Post date: Jul 27, 2018 1:20:44 PM

Tim nasional Prancis menjuarai Piala Dunia 2018 setelah menumbangkan Kroasia dengan skor 4-2. Bagi gelandang Prancis, Blaise Matuidi, kekuatan Tim Ayam Jantan terletak pada keberagaman para pemain. Timnas Prancis memang menjadi tim dengan jumlah pemain impor yang paling banyak di Piala Dunia 2018. Berdasarkan data OECD, tim arahan Deschamps itu menggunakan 78 persen pemain yang memiliki keturunan dari negara lain. Kebanyakan pemain Prancis memiliki keturunan dari negara-negara Benua Afrika. Matuidi yang memiliki darah Angola berpasangan dengan Paul Pogba yang keturunan Guinea. Sementara di lini belakang, Samuel Umtiti yang berasal dari Kamerun menjaga pertahanan Les Bleus. Keharmonisan para pemain ditengah keragaman latar belakang budaya membuat Prancis memiliki kekuatan luar biasa di dalam dan di luar lapangan hijau. Yohanes 6: 1-14 menunjukkan ribuan orang yang mengikuti Yesus amat beragam (baik beragam sukunya, daerahnya, latar belakang pekerjaannya, jenis kelaminnya, usianya, kondisi dirinya, kesehatannya, karakternya, dll); tapi Tuhan memperlakukan mereka dengan sama baiknya. Yesus juga menginginkan para murid-Nya itu untuk memiliki sikap yang sama terhadap orang banyak yang begitu beragam itu. Yesus meminta murid-Nya untuk ikut memperhatikan kebutuhan orang banyak yang mengikuti Dia. Yesus pun melakukan mujizat-Nya, ketika keberagaman orang banyak dan para murid itu disambut dan diterima Yesus secara positif, Ia jadi punya banyak peluang untuk melakukan banyak hal di tengah mereka untuk membantu mereka semua melihat kuasa dan karya Allah. Sikap positip menerima keberagaman di sekitar kita akan menjadi pintu untuk kita mengalami dan menghadirkan kuasa Allah yang menguatkan itu.

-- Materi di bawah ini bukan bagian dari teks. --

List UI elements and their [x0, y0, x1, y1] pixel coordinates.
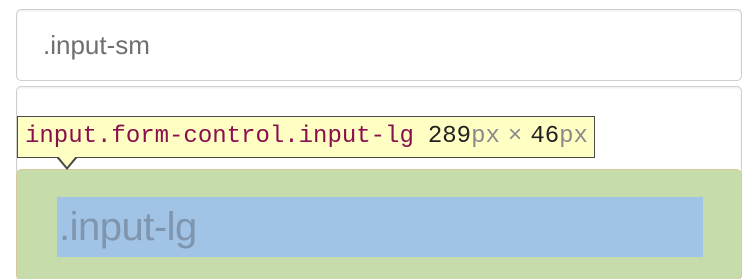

  1. Ragam perbedaan apa yang saudara temui di gereja, keluarga dan masyarakat?
  2. Mengapa manusia lebih menyukai keseragaman dibandingkan keragaman?
  3. Bagaimana cara kita memandang keragaman dari cara pandang Kristus?

“Hanya di dalam Kristus; perbedaan menjadi daya juang bersama

dalam persekutuan untuk menghasilkan karya.”